The physician groups need the ability to do coding audits internally using the doctors' progress notes, and to respond to any external requests for documentation from insurance companies. It turns out that none of those things require a Meaningful Use certified EHR. These highly mobile doctors can adopt something more elegant and fast that has been designed from the beginning for the same smartphones that they're already using for charge capture. After all, the stimulus money is gone and there's a hardship exemption for groups who see most of their patients at multiple outside facilities.

As specialists, their templates can be small and specific to the type of encounter. Integrated quality measures that are highly context-sensitive keeps data entry to a minimum while preparing for 2019, when quality and efficiency will account for most of the MIPS program which will replace Meaningful Use and will include a value-based payment bonus from Medicare as well.
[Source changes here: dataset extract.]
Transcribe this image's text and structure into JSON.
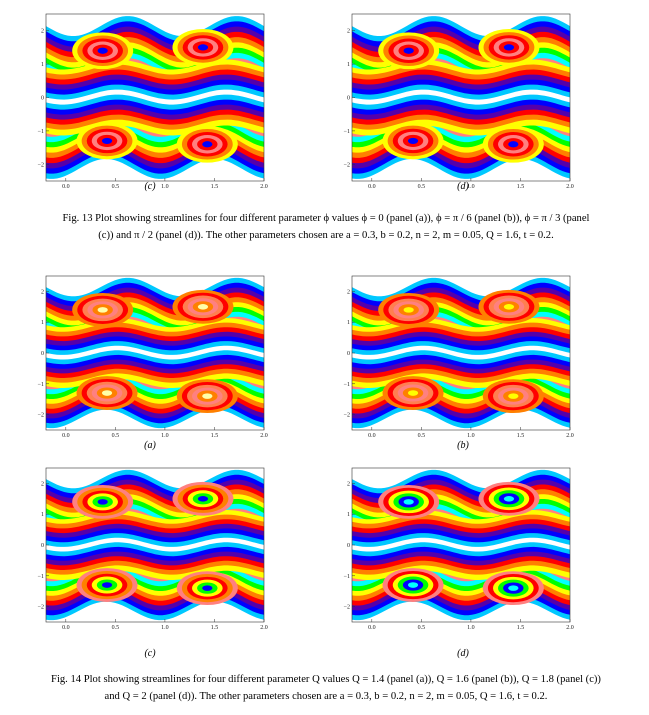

It's exciting to be working with our forward-thinking customers to build the lightweight, mobile-first EHR that meets the under-served needs of geriatricians, rehab specialists, and nephrologists. The first EHRs were designed by physicians simply to improve their record keeping and to reduce the administrative burdens on their practices. Returning to this idea, it's liberating that we can focus our energy on what the doctors actually need and want from an EHR rather than the bureaucratic requirements imposed by the government and by insurance companies.